A deplorável, vergonhosa e ilegal prática de fugas de informação e violação reiterada do segredo de justiça no DCIAP deu pretexto a críticas de articulistas e políticos de Luanda sobre difamação e intimidação de cidadãos angolanos e a perversão do estado de direito em Portugal.
O presidente das elites capazes
Manuel Vicente anunciou em Maio do ano passado que o investimento de estado em Portugal deixara de ser prioritário já que importava privilegiar o mercado angolano.
A participação da "Sonangol" no BCP, visando a criação de uma plataforma financeira para suportar o crescimento da empresa, fora um dos objectivos atingidos numa fase inicial que apostara forte em Portugal e, referia também Vicente, convinha diversificar as aplicações directas do estado.
Ao capital privado caberia, assim, definir opções de investimento em Portugal e de parcerias em Angola com empresas lusas, mas, na realidade, a imbricação da elite de negócios e da elite do poder em Luanda é tal que a distinção acaba por ser irrelevante.
É essa a razão que sustenta as tiradas nacionalistas no discurso de Eduardo dos Santos à Assembleia Nacional sobre o Estado da Nação, denunciando a injustiça de empresas e bancos estrangeiros que "levam biliões" de Angola ao mesmo tempo que Luanda vê serem qualificadas como corruptas as suas "elites capazes" que têm amealhado justos pecúlios.

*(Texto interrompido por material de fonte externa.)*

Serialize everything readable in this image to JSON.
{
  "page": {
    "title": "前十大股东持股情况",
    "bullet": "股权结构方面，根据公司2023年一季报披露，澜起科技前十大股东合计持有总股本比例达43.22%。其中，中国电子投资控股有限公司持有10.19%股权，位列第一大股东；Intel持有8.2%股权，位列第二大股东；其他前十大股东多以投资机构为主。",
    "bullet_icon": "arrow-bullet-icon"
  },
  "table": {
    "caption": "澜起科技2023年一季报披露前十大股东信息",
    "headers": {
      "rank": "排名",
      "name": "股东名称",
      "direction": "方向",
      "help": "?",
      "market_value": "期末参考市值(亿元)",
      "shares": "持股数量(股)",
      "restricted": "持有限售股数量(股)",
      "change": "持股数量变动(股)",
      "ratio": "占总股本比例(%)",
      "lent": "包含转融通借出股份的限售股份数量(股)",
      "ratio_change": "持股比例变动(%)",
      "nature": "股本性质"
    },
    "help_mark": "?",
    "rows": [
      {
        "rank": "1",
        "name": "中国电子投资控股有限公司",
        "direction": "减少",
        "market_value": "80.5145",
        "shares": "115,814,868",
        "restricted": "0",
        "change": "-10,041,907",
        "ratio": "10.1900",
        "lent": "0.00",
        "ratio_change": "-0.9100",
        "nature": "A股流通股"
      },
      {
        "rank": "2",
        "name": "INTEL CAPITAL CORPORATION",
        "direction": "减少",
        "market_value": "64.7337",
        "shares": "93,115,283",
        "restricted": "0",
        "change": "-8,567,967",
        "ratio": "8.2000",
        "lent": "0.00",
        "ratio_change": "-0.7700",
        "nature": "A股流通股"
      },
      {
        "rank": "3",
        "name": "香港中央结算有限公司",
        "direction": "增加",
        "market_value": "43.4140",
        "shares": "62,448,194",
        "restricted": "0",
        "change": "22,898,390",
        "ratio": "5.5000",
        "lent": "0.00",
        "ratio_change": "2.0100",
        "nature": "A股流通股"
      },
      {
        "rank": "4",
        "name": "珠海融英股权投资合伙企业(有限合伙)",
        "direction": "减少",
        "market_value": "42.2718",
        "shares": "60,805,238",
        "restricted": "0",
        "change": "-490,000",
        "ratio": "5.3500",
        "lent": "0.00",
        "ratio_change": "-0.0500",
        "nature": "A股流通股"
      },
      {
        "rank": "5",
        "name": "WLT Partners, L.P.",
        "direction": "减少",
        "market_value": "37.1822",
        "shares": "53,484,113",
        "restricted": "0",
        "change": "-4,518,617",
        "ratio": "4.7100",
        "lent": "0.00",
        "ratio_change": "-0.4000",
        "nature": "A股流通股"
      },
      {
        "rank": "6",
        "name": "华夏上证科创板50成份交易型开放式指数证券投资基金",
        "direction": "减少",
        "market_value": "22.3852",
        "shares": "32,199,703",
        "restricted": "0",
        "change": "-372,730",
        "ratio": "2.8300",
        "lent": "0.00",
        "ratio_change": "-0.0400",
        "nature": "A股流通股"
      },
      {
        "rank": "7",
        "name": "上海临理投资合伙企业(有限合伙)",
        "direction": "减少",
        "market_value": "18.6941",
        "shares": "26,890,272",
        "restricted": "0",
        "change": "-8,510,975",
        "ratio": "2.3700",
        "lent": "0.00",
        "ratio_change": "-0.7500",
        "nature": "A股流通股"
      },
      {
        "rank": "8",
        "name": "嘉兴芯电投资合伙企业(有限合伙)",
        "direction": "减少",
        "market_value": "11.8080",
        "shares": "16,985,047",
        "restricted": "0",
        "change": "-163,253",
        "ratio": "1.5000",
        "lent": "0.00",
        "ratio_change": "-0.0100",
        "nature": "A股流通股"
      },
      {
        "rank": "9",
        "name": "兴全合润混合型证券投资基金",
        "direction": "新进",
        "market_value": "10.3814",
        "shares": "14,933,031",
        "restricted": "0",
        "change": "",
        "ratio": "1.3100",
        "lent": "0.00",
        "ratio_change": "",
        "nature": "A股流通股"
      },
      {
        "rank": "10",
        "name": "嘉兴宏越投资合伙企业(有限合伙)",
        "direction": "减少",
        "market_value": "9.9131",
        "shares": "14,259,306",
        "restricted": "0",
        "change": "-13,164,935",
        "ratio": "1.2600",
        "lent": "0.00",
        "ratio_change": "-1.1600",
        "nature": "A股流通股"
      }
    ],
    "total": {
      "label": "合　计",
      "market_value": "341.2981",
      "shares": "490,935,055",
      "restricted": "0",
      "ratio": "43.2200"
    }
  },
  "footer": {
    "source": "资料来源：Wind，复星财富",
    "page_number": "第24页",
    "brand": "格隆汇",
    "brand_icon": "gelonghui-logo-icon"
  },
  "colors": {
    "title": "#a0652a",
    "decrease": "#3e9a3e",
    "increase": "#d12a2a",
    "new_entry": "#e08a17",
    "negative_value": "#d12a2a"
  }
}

Ora, para dispor sem restrições do pecúlio, ou cúmulo de activos – nervo da política e da guerra conforme aprenderam em longos anos de combate os vencedores da guerra civil angolana – , importa dispor de imagem impoluta e agir sem constrangimentos ou ameaças legais.
O risco de processos judiciais inquinando a imagem de pessoas e do estado é altamente prejudicial aos equilíbrios de poder em Luanda e ao presidente cabe atalhar a direito sempre que a ameaça ronde os mais próximos e influentes.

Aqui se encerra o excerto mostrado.